La storia, in realtà, è abbastanza semplice: l’avvocato, un uomo di potere, spietato e razzista, viene chiamato al capezzale della madre morente e inizia per lui un viaggio nelle memorie e nei luoghi dell’infanzia, che però non coincidono con i suoi ricordi. Più ripercorre il rapporto tra sè, la sua terra e la madre, più l’avvocato si sente spaesato e fuori posto. Finché la madre non gli rivela di essere stata una sirena, di rivolere la sua coda e di voler essere sepolta in mare. Qui inizia una seconda avventura per l’avvocato, scoprire il luogo dove la coda è nascosta, con un percorso che si nutre di mitologia, e trafugare il corpo della madre per restituirlo al mare. E questa è la parte, se vuoi, più comica e grottesca del romanzo: non è affatto semplice rubare un cadavere… Quando l’avvocato finalmente si imbarca su una barchetta da pesca… qui mi fermo, per non svelare troppo. Diciamo che la vena fantastica e mitologica diventa preponderante, unita però a una presa di coscienza sociale, politica da parte di quest’uomo così grezzo: il rendersi conto che il Mediterraneo è una tomba liquida, un immenso cimitero sul cui fondo giacciono corpi e corpi di migranti morti nel tentativo di raggiungere una vita migliore. C’è anche un personaggio di contorno che ricorda Salvini e che fa lo stesso discorso di Piantedosi a Steccato di Cutro. Purtroppo sono stato un facile profeta.

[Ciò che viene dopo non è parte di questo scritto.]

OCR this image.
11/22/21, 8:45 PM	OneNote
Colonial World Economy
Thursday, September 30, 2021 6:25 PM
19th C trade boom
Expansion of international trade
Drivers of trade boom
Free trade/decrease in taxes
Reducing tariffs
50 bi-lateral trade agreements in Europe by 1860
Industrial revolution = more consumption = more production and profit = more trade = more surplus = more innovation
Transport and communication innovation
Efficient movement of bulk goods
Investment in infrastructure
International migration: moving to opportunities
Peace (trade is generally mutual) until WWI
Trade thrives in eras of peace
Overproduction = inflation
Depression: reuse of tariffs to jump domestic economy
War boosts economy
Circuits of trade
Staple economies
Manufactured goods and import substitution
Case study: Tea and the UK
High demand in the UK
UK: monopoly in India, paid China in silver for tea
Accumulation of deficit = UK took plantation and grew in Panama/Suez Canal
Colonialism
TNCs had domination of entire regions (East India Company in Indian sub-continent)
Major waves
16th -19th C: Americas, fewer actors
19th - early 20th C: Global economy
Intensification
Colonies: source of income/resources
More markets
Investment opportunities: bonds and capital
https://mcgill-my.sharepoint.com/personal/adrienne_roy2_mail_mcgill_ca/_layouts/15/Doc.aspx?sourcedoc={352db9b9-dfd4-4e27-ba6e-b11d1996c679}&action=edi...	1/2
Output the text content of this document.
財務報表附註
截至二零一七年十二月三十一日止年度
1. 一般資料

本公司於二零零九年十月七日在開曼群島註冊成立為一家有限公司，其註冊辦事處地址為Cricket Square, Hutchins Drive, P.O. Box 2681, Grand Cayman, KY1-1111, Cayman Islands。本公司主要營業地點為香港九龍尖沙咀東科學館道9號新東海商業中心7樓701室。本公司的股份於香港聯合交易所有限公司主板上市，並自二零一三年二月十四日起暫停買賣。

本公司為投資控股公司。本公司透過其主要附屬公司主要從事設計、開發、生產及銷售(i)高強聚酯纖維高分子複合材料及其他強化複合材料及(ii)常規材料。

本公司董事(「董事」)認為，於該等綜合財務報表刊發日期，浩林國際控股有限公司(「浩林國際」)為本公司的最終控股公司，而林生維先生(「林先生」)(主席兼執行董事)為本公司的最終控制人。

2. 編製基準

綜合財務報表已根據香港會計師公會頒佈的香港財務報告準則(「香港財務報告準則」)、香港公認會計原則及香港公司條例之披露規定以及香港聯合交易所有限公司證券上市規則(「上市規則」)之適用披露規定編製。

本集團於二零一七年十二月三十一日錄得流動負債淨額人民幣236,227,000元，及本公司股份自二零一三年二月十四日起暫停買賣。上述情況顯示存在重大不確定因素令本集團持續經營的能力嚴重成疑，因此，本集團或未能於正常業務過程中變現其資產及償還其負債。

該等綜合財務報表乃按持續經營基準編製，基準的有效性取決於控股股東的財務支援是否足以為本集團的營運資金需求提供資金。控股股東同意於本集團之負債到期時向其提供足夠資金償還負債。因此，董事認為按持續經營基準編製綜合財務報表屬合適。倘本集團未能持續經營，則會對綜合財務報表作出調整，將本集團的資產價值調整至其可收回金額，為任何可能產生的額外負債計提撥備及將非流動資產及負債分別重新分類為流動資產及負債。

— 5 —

Un viaggio scaturito da questo incontro/scontro con la Madre. Un viaggio che scuote il lettore immerso tra le nefandezze e le sgradevolezze del quotidiano fino alla conquista di una nuova e moderna pietas. Il tutto per un romanzo estremamente colto e raffinato. Ci porti nell’officina di lavorazione e ci racconti come hai lavorato per arrivare a un romanzo linguisticamente perfetto?
Io sono molto lontano dalla sistematicità di scrittori come Philip Roth, che si imponeva di scrivere almeno una pagina al giorno e che invidiava Updike, che riusciva a scriverne la bellezza di tre. Sono molto disordinato, parto da un’idea, da una tematica che voglio affrontare e leggo, leggo moltissimo, per uno, due, tre anni. Prendo appunti, scrivo lacerti di pagine, diari, racconti (che magari pubblico on-line) per sperimentare l’approccio e la lingua che voglio utilizzare. Nei miei primi due romanzi avevo costruito uno schema abbastanza rigoroso, addirittura in “Calafiore” avevo prima scritto tutta la storia del protagonista e poi la storia dei suoi antagonisti, i giovani cannibali. Dopo poi ho fatto opera di sintesi e contrappunto. Per la Sirena sono partito da poche paginette buttate giù mentre passeggiavo per i monti della Val di Rabbi, durante gli incontri cabbalistici cui parlavo prima. Dopodiché sono andato avanti in maniera assolutamente “jazz”: mi sono costruito una base ritmica, un basso continuo, che erano la rabbia, il risentimento e l’aggressività del protagonista, e su questa ho innestato le “armonie”, i racconti, gli appunti di cui ti dicevo. Salvo poi lasciarmi andare all’improvvisazione più pura, lasciandomi trascinare dal linguaggio del romanzo. Mi interessava una lingua che non fosse (o non fosse solo) “bella”, ma anche sperimentale. Che non completasse le frasi, che facesse ricorso agli anacoluti. Mi sono accorto dopo che larga (e inconsapevole) parte avevano avuto i poemi classici riletti per l’occasione: l’Odissea, l’Eneide, le Metamorfosi di Ovidio, i Frammenti Eleusini, i cori delle tragedie. Mi sembrava di buttare dell’acqua su un tavolo di marmo vicino a una finestra e poi di giocare con un dito a spanderla in ghirigori luminescenti, in bollicine iridescenti… Di recente ho letto ne “Il mestiere dello scrittore” che ho adottato, senza saperlo, lo stesso approccio di scrittura jazz che usa Murakami. Non so se il mio romanzo sia linguisticamente perfetto, so che ho voluto che il linguaggio fosse predominante rispetto alla trama, tutto sommato esile. Volevo una lingua che fosse il vero conduttore della trama, che trascinasse nelle situazioni e nei quadri narrativi, anche lasciandoli irrisolti, aperti ai suggerimenti e alla partecipazione del lettore.
Buona Lettura di Ballata per la Sirena di Arturo Belluardo.